One of the most disputed questions in political science and in practical statesmanship relates to the proper limits of the functions and agency of governments. It may be agreed that they fall into two classes: functions which are either inseparable from the idea of government or are exercised habitually by all governments; and those respecting which it has been considered questionable whether governments should exercise them or not. The former may be termed the necessary, the latter the optional, functions of government.
It may readily be shown that the admitted functions of government embrace a much wider field than can easily be included within the ring-fence of any restrictive definition, and that it is hardly possible to find any ground of justification common to them all, except the comprehensive one of general expediency; nor to limit the interference of government by any universal rule, save the simple and vague one that it should never be admitted but when the case of expediency is strong.
A most important consideration in viewing the economical effects arising from performance of necessary government functions is the means adopted by government to raise the revenue which is the condition of their existence.
The qualities desirable in a system of taxation have been embodied by Adam Smith in four maxims or principles, which may be said to have become classical:
(1) The subjects of every state ought to contribute to the support of the government as nearly as possible in proportion to their respective abilities; that is, in proportion to the revenue which they respectively enjoy under the protection of the state.
(2) The tax which each individual has to pay ought to be certain, and not arbitrary. A great degree of inequality is not nearly so great an evil as a small degree of uncertainty.

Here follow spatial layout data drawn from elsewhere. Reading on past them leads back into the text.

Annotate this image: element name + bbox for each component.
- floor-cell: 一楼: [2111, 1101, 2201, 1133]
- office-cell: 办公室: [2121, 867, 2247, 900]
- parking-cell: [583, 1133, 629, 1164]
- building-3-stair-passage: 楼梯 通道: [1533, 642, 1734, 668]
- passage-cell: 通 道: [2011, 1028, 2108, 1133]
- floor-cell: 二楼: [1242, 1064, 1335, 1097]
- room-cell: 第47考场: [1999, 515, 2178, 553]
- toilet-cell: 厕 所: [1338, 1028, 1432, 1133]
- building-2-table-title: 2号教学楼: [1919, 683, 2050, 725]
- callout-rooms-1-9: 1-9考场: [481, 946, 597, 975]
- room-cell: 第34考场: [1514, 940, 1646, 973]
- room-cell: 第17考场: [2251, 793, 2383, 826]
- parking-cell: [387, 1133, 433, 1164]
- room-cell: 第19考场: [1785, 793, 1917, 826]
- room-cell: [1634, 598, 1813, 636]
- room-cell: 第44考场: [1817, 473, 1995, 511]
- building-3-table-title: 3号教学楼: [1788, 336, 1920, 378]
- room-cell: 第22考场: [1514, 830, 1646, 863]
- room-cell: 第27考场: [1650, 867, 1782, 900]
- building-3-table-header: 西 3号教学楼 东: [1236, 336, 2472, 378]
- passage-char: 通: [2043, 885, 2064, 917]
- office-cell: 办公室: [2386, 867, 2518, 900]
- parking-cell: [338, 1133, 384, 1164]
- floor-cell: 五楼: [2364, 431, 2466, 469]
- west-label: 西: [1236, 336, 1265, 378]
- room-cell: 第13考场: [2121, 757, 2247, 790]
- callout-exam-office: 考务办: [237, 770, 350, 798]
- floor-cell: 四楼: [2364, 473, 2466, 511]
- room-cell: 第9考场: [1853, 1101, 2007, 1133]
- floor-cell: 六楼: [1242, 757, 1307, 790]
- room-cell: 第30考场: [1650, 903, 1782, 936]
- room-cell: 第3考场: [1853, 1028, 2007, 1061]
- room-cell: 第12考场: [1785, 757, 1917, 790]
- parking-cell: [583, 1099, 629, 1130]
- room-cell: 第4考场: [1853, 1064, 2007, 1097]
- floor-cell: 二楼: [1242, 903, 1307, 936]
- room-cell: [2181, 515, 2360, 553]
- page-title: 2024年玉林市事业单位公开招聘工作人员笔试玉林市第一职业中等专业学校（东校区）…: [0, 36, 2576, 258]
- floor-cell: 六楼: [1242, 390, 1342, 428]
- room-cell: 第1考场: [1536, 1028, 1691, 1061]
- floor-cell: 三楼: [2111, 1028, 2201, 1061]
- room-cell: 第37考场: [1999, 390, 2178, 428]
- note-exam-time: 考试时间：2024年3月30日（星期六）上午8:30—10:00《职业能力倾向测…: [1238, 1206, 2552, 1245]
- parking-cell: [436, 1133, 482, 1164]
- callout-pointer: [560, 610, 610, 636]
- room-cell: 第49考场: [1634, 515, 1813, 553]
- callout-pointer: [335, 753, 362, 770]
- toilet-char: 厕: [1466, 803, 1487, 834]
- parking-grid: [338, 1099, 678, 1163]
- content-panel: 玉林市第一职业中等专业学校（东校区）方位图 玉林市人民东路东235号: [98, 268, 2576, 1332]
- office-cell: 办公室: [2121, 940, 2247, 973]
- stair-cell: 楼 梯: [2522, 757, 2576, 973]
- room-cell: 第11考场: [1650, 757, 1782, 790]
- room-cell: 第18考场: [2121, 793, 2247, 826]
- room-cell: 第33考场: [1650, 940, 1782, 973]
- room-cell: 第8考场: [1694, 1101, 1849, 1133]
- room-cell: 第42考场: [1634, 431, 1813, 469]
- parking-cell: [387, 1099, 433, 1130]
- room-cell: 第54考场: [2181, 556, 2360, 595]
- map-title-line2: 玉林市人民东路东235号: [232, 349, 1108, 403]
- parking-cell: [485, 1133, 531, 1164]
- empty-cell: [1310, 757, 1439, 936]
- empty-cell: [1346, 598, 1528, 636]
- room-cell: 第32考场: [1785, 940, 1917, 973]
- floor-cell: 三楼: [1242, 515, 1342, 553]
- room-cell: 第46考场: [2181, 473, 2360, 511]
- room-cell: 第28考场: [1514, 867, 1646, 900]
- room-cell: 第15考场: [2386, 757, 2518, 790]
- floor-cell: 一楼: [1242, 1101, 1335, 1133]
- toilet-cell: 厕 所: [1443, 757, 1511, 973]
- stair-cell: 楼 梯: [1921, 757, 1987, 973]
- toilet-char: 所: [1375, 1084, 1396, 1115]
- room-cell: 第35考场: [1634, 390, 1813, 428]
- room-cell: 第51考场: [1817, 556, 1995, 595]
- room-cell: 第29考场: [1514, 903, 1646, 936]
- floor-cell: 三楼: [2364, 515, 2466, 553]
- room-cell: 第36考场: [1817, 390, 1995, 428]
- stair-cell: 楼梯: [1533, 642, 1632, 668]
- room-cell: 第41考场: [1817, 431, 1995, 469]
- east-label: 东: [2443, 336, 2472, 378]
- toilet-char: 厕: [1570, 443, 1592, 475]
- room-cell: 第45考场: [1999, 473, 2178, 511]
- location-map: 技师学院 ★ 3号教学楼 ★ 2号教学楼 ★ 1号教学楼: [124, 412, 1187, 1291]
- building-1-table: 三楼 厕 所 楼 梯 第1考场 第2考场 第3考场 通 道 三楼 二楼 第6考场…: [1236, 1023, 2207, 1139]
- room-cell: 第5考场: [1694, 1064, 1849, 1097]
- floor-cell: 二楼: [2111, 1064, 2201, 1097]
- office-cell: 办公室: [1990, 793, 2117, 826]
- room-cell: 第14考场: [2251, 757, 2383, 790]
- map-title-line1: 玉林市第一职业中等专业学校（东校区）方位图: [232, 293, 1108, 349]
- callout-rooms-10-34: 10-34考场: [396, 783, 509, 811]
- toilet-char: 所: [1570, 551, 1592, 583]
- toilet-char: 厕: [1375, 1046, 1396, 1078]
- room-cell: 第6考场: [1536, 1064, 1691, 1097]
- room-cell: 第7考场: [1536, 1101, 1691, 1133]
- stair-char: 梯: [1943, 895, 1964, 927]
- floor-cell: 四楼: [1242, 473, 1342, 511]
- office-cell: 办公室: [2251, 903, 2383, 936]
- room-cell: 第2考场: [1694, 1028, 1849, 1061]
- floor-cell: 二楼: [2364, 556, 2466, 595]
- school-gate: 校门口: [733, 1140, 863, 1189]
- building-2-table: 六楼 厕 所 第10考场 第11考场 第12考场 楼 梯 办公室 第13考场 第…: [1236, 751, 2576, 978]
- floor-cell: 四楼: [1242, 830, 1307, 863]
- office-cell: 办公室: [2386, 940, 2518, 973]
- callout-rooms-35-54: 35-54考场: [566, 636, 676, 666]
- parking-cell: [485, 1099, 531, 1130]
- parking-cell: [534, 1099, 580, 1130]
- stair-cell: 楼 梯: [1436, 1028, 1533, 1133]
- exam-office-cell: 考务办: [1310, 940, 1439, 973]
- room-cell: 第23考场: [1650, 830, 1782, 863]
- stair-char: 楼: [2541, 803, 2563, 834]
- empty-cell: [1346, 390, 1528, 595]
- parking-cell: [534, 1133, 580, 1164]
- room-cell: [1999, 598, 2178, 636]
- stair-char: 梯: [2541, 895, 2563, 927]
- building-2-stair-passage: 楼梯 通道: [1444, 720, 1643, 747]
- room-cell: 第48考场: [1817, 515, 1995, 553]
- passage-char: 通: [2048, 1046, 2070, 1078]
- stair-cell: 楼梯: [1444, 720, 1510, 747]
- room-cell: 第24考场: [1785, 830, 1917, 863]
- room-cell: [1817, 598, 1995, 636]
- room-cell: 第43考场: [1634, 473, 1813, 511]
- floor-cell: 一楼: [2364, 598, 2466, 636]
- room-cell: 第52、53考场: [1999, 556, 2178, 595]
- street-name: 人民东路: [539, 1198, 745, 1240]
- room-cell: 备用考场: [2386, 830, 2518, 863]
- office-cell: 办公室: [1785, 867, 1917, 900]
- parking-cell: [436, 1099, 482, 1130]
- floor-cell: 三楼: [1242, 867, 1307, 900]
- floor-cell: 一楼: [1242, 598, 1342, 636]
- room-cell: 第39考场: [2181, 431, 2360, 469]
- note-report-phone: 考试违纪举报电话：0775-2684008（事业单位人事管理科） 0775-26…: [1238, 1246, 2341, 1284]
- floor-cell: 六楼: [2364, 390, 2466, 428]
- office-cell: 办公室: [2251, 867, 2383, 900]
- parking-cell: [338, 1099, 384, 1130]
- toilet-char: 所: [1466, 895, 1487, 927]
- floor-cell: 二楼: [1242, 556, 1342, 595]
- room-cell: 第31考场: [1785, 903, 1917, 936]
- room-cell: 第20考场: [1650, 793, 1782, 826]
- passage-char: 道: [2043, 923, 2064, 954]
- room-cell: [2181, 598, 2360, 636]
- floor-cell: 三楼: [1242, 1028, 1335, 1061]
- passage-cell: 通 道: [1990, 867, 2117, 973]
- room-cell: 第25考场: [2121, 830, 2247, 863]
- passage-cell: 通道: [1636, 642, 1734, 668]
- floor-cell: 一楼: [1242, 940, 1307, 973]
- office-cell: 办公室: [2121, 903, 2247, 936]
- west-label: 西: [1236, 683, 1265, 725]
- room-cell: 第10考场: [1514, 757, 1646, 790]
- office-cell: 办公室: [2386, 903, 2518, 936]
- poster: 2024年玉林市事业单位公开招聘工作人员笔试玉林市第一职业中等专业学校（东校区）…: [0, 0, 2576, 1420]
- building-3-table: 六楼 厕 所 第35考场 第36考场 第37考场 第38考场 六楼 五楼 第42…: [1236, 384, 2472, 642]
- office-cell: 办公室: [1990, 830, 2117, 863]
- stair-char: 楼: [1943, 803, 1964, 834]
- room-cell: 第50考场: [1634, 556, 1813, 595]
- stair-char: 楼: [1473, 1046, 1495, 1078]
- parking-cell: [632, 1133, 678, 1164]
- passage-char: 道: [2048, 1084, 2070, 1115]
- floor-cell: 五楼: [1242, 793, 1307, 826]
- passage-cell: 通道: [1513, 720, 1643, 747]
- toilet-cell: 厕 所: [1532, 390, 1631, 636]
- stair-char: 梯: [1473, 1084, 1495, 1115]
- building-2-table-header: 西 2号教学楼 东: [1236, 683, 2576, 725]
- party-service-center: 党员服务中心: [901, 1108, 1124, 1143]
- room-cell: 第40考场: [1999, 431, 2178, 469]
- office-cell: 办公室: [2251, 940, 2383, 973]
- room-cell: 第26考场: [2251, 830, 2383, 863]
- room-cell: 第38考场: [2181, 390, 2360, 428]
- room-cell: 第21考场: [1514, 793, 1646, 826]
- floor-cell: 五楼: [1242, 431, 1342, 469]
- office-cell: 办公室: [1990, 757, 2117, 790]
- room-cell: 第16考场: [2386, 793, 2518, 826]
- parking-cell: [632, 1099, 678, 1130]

(3) Every tax ought to be levied at the time or in the manner in which it is most likely to be convenient for the contributor to pay it. Taxes upon such consumable goods as are articles of luxury are all finally paid by the consumer, and generally in a manner that is very convenient to him.
(4) Every tax ought to be so contrived as to take out and keep out of the pockets of the people as little as possible over and above what it brings into the public treasury.
Taxes on commodities may be considered in the following way. Suppose that a commodity is capable of being made by two different processes. It is the interest of the community that of the two methods producers should adopt that which produces the best article at the lowest price. Suppose, however, that a tax is laid on one of the processes, and no tax at all, or one of lesser amount, on the other. If the tax falls, as it is, of course, intended to do, upon the process which the producers would have adopted, it creates an artificial motive for preferring the untaxed process though the inferior of the two. If, therefore, it has any effect at all it causes the commodity to be produced of worse quality, or at a greater expense of labour; it causes so much of the labour of the community to be wasted, and the capital employed in supporting and remunerating the labour to be expended as uselessly as if it were spent in hiring men to dig holes and fill them up again. The loss falls on the consumers, though the capital of the country is also eventually diminished by the diminution of their means of saving, and in some degree of their inducements to save.
Taxes on foreign trade are of two kinds: taxes on imports and on exports. On the first aspect of the matter it would seem that both these taxes are paid by the consumers of the commodity. The true state of the case, however, is much more complicated.